À la fin, les époux Mayré s’inquiétèrent de ce mutisme chagrin dont ils comprenaient bien la cause. Ils échangèrent leurs idées : « Vraiment leur fils était bien bon de se faire du mauvais sang pour une servante qui lui résistait ! » Quant à celle-ci, elle y mettait tout de même trop de persistance : les fermiers comprenaient bien et approuvaient une fille qui ne cédait pas du premier coup ; ils n’eussent pas aimé une gourgandine qui se fût jetée à la tête de leur garçon ; mais il y a une limite à tout. Puisque la Lucette n’était qu’une servante, sans un sou vaillant, elle n’avait pas à tant faire la fière comme une demoiselle ou une villageoise ayant des écus au soleil.

— Peut-être qu’elle a peur que je la fiche à la porte ! conclut Pierre Mayré. Elle ne comprend pas que je fermerais les yeux.

Il accompagna ces paroles d’un haussement d’épaules et sa femme poussa un soupir. Tous deux aimaient leur fils et se sentaient mécontents qu’un entêtement de jeune fille le rendît chagrin.

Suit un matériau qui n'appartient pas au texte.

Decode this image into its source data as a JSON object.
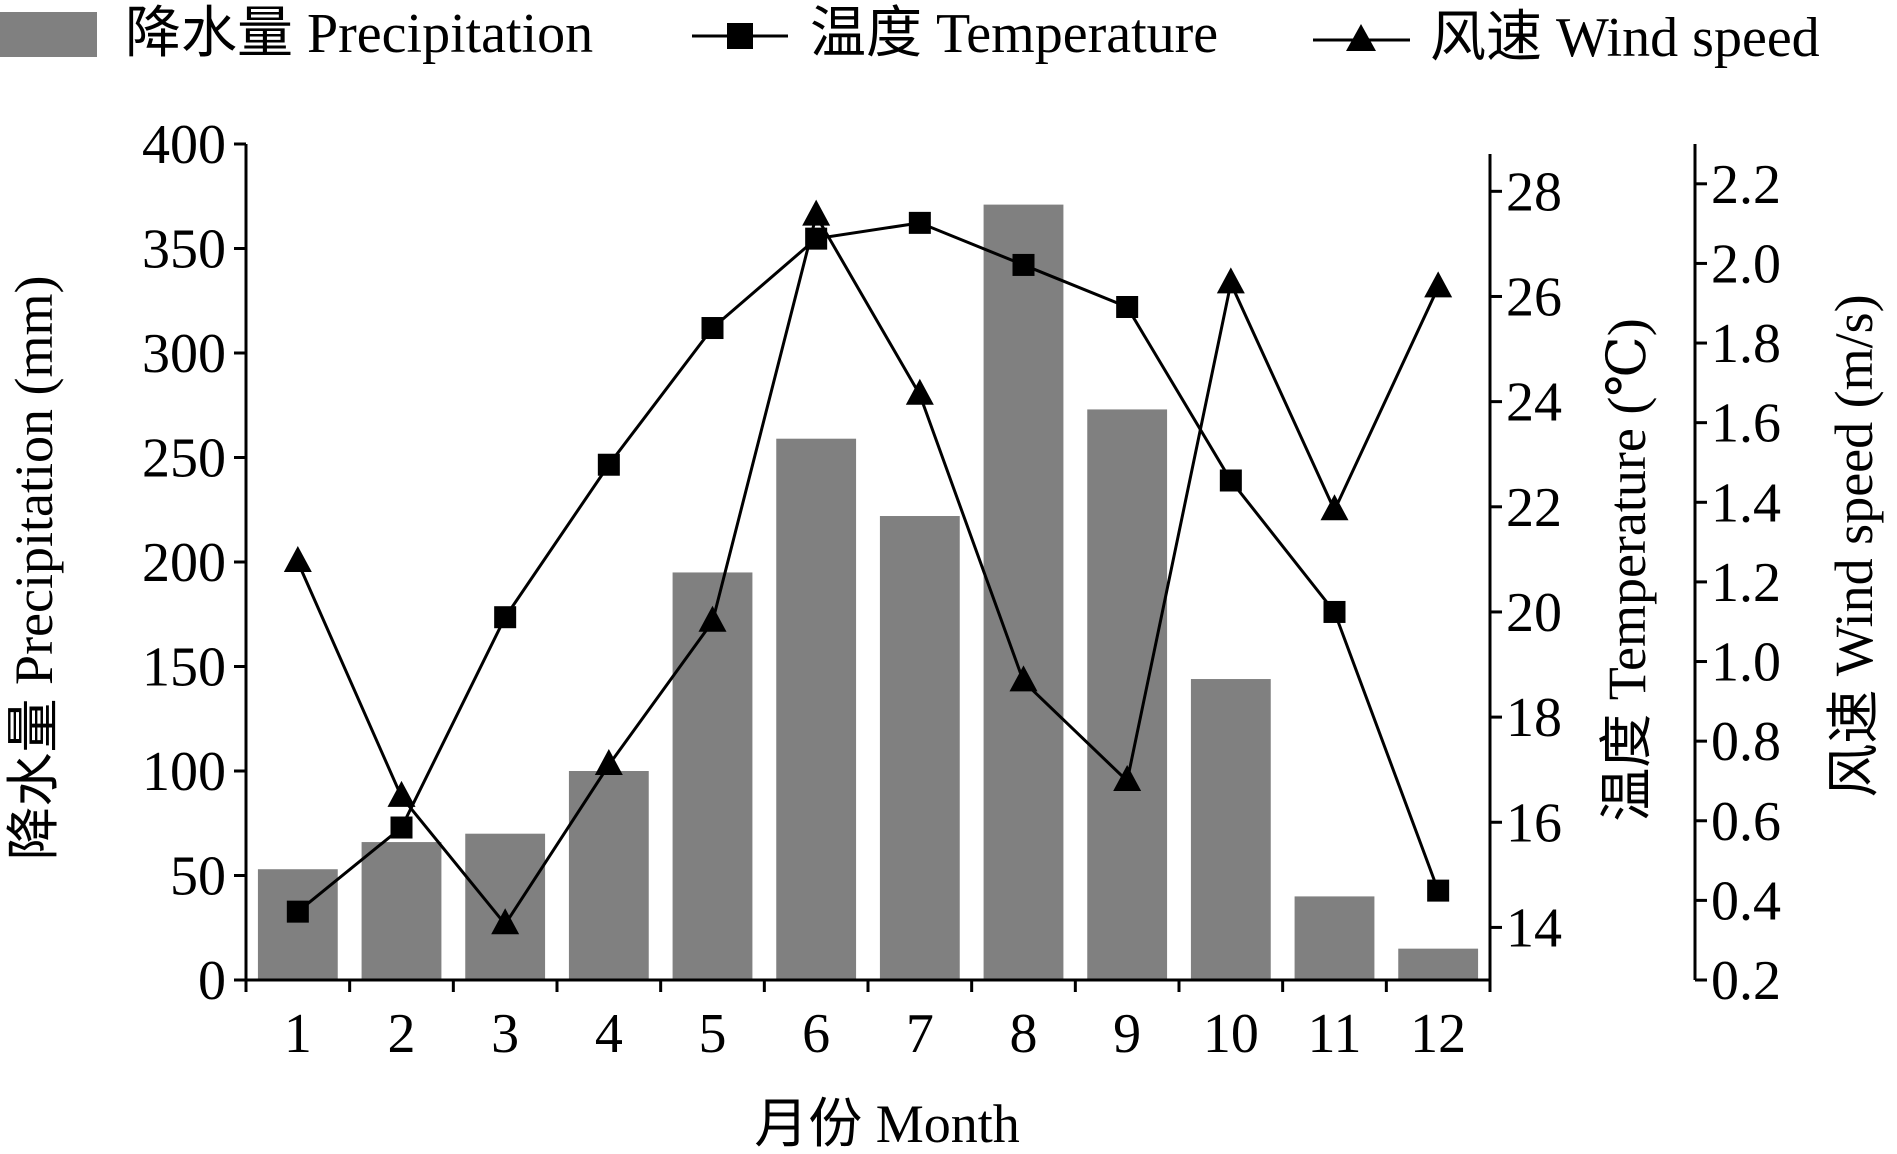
{
  "chart_data": {
    "type": "bar",
    "categories": [
      "1",
      "2",
      "3",
      "4",
      "5",
      "6",
      "7",
      "8",
      "9",
      "10",
      "11",
      "12"
    ],
    "xlabel": "月份 Month",
    "series": [
      {
        "name": "降水量 Precipitation",
        "type": "bar",
        "axis": "left",
        "color": "#808080",
        "values": [
          53,
          66,
          70,
          100,
          195,
          259,
          222,
          371,
          273,
          144,
          40,
          15
        ]
      },
      {
        "name": "温度 Temperature",
        "type": "line",
        "marker": "square",
        "axis": "right",
        "color": "#000000",
        "values": [
          14.3,
          15.9,
          19.9,
          22.8,
          25.4,
          27.1,
          27.4,
          26.6,
          25.8,
          22.5,
          20.0,
          14.7
        ]
      },
      {
        "name": "风速 Wind speed",
        "type": "line",
        "marker": "triangle",
        "axis": "right2",
        "color": "#000000",
        "values": [
          1.25,
          0.66,
          0.34,
          0.74,
          1.1,
          2.12,
          1.67,
          0.95,
          0.7,
          1.95,
          1.38,
          1.94
        ]
      }
    ],
    "axes": {
      "left": {
        "label": "降水量 Precipitation (mm)",
        "ylim": [
          0,
          400
        ],
        "ticks": [
          "0",
          "50",
          "100",
          "150",
          "200",
          "250",
          "300",
          "350",
          "400"
        ]
      },
      "right": {
        "label": "温度 Temperature (℃)",
        "ylim": [
          13,
          28.9
        ],
        "ticks": [
          "14",
          "16",
          "18",
          "20",
          "22",
          "24",
          "26",
          "28"
        ]
      },
      "right2": {
        "label": "风速 Wind speed (m/s)",
        "ylim": [
          0.2,
          2.3
        ],
        "ticks": [
          "0.2",
          "0.4",
          "0.6",
          "0.8",
          "1.0",
          "1.2",
          "1.4",
          "1.6",
          "1.8",
          "2.0",
          "2.2"
        ]
      }
    },
    "grid": false,
    "legend_position": "top"
  }
}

— Que veux-tu ? dit le père Mayré à Jean, un soir que celui-ci paraissait encore plus soucieux que d’habitude. C’est une sotte, mais tu es bien bon de t’en tourmenter : les filles ne manquent pas.

Jean secoua la tête.

— Non, murmura-t-il entre ses dents. C’est celle-là que je veux… pas d’autre.